Dr. George Taylor, director of the Center of Innovation and Entrepreneurship at SMSU, was a chance for young people to learn from each other, and from the area business community. It was exciting to see the progress students were making Friday morning, he said.

“With each event, I can see the growth,” Taylor said.

Organizers said 77 students and about 30 area businesspeople participated in the conference.

In addition to networking and practicing public speaking, students also got a chance to talk with a panel of area businesspeople.

“The panel is very important, because it allows students to learn lessons from experienced entrepreneurs,” Taylor said.

He said it also helps build students’ belief in their own businesses, and makes connections between students and the business community.
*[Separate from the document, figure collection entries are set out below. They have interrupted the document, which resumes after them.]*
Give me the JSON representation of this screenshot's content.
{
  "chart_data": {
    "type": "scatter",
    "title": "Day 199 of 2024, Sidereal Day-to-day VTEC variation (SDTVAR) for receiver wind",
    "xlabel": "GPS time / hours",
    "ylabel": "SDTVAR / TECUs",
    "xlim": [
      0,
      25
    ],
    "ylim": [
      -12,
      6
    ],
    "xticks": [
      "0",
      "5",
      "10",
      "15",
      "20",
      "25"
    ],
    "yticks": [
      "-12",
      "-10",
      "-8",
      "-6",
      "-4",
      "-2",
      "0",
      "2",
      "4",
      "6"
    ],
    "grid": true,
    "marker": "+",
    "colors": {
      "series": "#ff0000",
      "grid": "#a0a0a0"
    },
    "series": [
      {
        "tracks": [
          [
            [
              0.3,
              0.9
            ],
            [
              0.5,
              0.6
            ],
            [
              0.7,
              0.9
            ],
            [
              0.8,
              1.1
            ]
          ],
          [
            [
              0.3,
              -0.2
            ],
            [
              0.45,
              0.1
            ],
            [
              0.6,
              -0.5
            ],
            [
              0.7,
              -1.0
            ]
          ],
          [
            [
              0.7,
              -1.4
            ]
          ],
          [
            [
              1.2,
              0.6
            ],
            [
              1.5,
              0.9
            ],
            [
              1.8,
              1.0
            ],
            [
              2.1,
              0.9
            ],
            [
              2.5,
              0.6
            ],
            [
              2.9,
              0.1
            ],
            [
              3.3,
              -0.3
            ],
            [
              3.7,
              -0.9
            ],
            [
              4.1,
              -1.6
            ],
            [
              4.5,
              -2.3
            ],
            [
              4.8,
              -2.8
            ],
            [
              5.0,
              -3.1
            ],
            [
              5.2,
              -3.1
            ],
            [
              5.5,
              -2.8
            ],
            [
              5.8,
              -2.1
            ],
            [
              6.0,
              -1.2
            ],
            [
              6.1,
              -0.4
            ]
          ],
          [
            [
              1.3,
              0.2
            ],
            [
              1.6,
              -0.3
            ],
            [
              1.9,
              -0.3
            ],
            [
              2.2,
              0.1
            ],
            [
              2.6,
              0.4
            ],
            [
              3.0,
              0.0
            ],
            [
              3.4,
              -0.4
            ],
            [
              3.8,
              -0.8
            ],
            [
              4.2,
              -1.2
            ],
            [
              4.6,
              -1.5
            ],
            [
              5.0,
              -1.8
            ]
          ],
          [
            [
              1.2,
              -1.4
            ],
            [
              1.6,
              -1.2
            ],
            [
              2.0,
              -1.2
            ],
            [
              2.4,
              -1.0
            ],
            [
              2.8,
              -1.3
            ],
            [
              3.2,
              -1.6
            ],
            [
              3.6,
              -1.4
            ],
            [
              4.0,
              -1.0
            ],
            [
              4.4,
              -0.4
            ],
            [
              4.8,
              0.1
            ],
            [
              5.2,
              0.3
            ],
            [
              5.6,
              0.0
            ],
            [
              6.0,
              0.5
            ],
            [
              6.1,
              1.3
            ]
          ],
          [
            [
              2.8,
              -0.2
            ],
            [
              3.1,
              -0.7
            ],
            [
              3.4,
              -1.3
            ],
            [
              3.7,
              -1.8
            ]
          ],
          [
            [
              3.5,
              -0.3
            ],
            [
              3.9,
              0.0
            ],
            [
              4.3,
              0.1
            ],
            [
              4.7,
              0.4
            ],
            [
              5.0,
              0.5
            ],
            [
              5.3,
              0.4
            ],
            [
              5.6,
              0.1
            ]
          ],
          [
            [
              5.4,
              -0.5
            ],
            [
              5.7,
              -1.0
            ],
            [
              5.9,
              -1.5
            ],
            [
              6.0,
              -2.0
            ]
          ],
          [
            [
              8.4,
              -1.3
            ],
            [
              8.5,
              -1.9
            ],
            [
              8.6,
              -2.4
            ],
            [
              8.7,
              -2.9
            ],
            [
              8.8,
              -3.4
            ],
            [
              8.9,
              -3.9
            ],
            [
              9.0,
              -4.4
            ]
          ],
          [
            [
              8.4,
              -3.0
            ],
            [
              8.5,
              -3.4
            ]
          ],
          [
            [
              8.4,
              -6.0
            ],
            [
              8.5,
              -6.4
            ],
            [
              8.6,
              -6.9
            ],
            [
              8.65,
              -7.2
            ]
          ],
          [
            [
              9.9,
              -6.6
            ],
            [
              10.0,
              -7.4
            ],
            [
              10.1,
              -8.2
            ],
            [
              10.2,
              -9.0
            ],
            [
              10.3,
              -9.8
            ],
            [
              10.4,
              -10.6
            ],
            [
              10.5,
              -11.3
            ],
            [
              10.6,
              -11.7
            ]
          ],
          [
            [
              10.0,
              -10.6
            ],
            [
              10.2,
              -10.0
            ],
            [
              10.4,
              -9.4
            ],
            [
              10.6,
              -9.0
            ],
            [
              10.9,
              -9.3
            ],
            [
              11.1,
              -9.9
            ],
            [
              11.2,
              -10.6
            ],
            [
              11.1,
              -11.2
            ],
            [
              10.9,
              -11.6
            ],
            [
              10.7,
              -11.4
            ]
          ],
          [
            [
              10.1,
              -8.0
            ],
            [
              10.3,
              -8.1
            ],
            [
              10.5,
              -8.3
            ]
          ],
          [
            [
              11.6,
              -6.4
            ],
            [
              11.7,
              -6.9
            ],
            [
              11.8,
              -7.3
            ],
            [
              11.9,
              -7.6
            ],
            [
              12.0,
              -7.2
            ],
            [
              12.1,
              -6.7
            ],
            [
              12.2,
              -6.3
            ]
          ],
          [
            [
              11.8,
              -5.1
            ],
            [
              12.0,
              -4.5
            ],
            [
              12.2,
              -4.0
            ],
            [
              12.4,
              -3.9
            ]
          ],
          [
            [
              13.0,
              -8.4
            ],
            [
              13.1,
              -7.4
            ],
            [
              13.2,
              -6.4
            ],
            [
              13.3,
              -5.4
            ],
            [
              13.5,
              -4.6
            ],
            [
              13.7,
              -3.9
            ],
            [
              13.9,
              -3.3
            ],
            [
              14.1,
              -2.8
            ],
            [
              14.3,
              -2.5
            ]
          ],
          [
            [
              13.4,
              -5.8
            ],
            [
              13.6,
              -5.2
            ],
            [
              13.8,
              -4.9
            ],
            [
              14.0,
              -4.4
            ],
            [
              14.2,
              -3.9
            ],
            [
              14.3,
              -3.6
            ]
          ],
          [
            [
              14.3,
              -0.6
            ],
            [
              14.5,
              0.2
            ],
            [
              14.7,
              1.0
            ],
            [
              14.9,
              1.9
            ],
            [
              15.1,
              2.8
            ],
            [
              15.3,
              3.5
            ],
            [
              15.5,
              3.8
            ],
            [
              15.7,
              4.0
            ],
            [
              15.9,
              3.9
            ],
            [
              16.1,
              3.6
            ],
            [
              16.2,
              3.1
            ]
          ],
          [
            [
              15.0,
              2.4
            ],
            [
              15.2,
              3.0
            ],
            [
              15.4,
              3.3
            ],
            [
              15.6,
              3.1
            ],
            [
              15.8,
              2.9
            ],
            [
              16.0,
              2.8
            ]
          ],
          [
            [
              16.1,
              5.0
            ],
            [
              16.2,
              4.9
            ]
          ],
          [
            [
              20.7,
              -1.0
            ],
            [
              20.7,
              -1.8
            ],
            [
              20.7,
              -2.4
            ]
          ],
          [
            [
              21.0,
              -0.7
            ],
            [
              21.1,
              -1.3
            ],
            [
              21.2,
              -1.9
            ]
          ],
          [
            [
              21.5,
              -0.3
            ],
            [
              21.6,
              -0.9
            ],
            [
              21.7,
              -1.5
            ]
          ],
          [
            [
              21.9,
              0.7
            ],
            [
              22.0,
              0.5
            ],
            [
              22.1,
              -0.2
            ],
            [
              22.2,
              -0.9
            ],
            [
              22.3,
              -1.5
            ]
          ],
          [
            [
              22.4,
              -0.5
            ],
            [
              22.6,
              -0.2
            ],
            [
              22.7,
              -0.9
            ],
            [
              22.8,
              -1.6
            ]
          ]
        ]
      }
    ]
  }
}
In the first part of the conference Friday, students gave both one-minute pitches and longer pitches for their own business ideas, in five different rounds. Fellow students and a group of about 30 area businesspeople offered their feedback on each pitch.

“I think this is a very useful opportunity,” said Pipestone student Chloe Olivier.

Students’ businesses covered a wide range of industries and ideas, from sports team uniform sales to agriculture.

“I don’t think I’ve heard the same idea twice,” said Mallory Evans, a student with the Lyon and Murray County CEO program.

At one pitch session, SMSU student Sam Lund spoke about the SMSU Enactus organization’s project to collect food waste and turn it into compost. In another session, John Boerboom, a student in the Lyon and Murray County CEO program, said he was making a pitch to provide lamb to stores and restaurants.

“It’s been a lot of fun,” he said of the pitch sessions. “I’ve learned a lot, especially about marketing.”

Alexander Mazariegos, an SMSU student from Fulda, said the conference was a great chance for students to get exposure for themselves and their businesses, and to gain experience.

“It’s a great environment,” said Gavin Reisch, a Southwest Minnesota CEO student from Luverne. Reisch said he enjoyed getting to work with university students at the conference.

Students said they also enjoyed getting a chance to hear from area business leaders.

“It’s fun to be here, and meet up with all these different professionals,” Boerboom said.